Details regarding the specific statistical tests, dispersion and precision measures (e.g., standard deviation, standard error of the mean), and number of replicates (n) are indicated for each experiment in the respective figure legends. Statistical analyses were performed in Prism 8 (GraphPad Software) and statistical significance between groups was determined using the t test or one-way ANOVA with multiple comparisons or nonparametric tests. P values were considered statistically significant at p ≤ 0.05. Significance levels are indicated as follows: ns, not significant p ≥ 0.05; ^∗, p ≤ 0.05; ^∗∗, p ≤ 0.01; ^∗∗∗, p ≤ 0.001. All experiments (excluding ¹³C isotopologue profiling) were performed at least two to three times.

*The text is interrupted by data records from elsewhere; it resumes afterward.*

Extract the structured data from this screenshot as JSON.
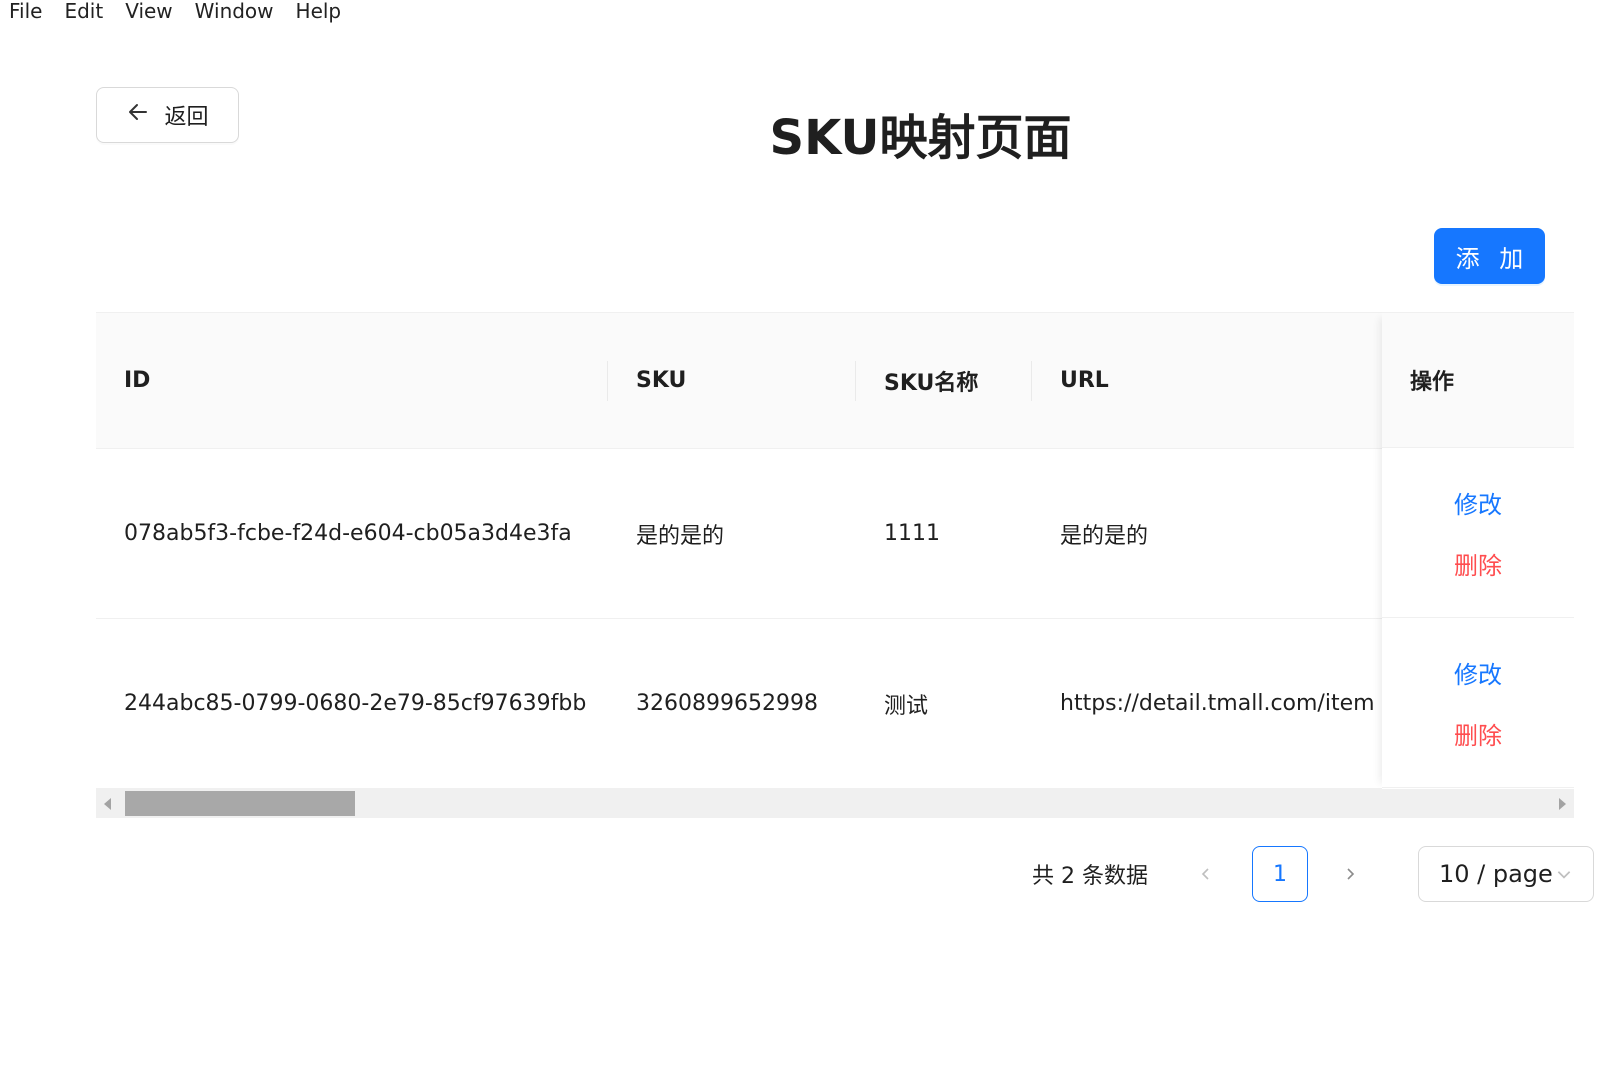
{
  "menubar": {
    "items": [
      "File",
      "Edit",
      "View",
      "Window",
      "Help"
    ]
  },
  "header": {
    "back_label": "返回",
    "title": "SKU映射页面"
  },
  "toolbar": {
    "add_label": "添 加"
  },
  "table": {
    "columns": [
      "ID",
      "SKU",
      "SKU名称",
      "URL",
      "操作"
    ],
    "rows": [
      {
        "id": "078ab5f3-fcbe-f24d-e604-cb05a3d4e3fa",
        "sku": "是的是的",
        "sku_name": "1111",
        "url": "是的是的",
        "edit_label": "修改",
        "delete_label": "删除"
      },
      {
        "id": "244abc85-0799-0680-2e79-85cf97639fbb",
        "sku": "3260899652998",
        "sku_name": "测试",
        "url": "https://detail.tmall.com/item",
        "edit_label": "修改",
        "delete_label": "删除"
      }
    ]
  },
  "pagination": {
    "total_text": "共 2 条数据",
    "current_page": "1",
    "page_size": "10 / page"
  },
  "colors": {
    "primary": "#1677ff",
    "danger": "#ff4d4f"
  }
}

Published: November 9, 2021

Data and code availability

All data reported in this paper will be shared by the lead contact upon request. GC-MS data have been deposited (doi: 10.11922/sciencedb.997) and are publicly available. The accession number is listed in the Key resources table. Any additional information required to reanalyze the data reported in this paper is available from the lead contact upon request. This paper does not report original code.